Andreus frunció el ceño.

—No estoy seguro de lo que me estás pidiendo, Madre.

Su madre giró y lo enfrentó.

—No te estoy pidiendo esto como tu madre. Te lo estoy pidiendo como tu reina. Hasta que Micah regrese de los campos de batalla, quiero que pases todo el tiempo que sea posible con la bella Imogen. Dile que deseas oír su opinión sobre tus nuevos diseños o las adulaciones que creas que la halaguen más. Luego, usa esos dones que mis sirvientas dicen que has empleado con ellas con gran éxito. Convéncela de cometer un error que tu hermano no pueda perdonar.

—Madre, ¿no estarás sugiriendo…? —Pero lo estaba. Una simple mirada a su expresión lo dejó en claro. Estaba sugiriendo exactamente lo que sus palabras insinuaban. Su madre, su reina, le estaba indicando que llevara a la cama a la prometida de su hermano.
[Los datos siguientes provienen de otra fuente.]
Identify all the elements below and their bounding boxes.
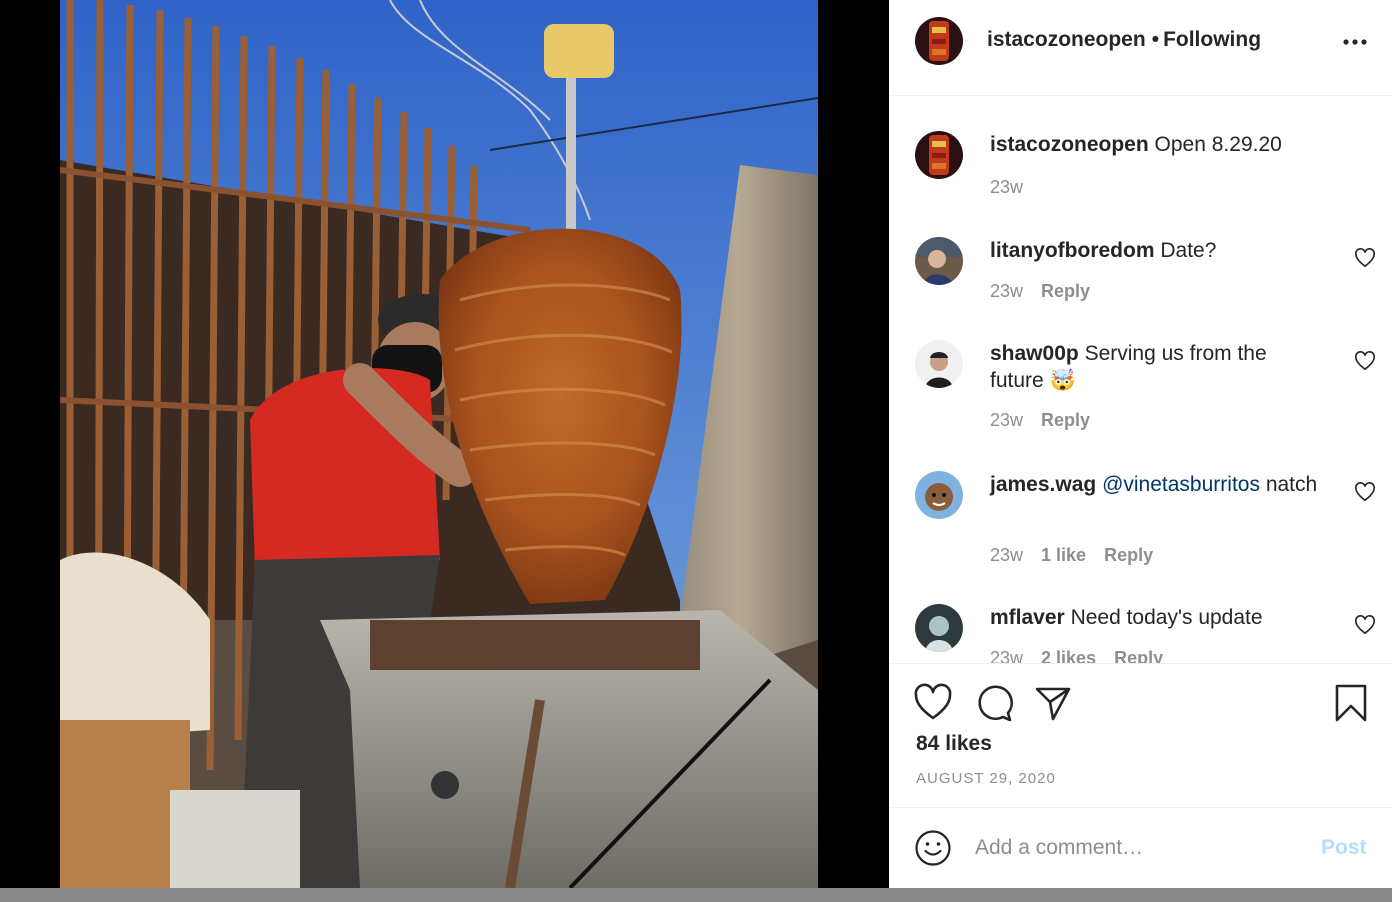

Con cuidado, puso las manos sobre la mesa y dijo:

—Creo, querida madre, que has bebido demasiado té.

Dio una mirada a Oben, al otro lado de la habitación, pero su rostro no tenía expresión. Luego de todos estos años de asistir a la reina, Oben se había vuelto experto en ocultar sus pensamientos.

Antes de que la situación empeorara, lo que era difícil de imaginar, Andreus dijo:

—Ahora voy a irme y voy a olvidar que hemos tenido esta conversación.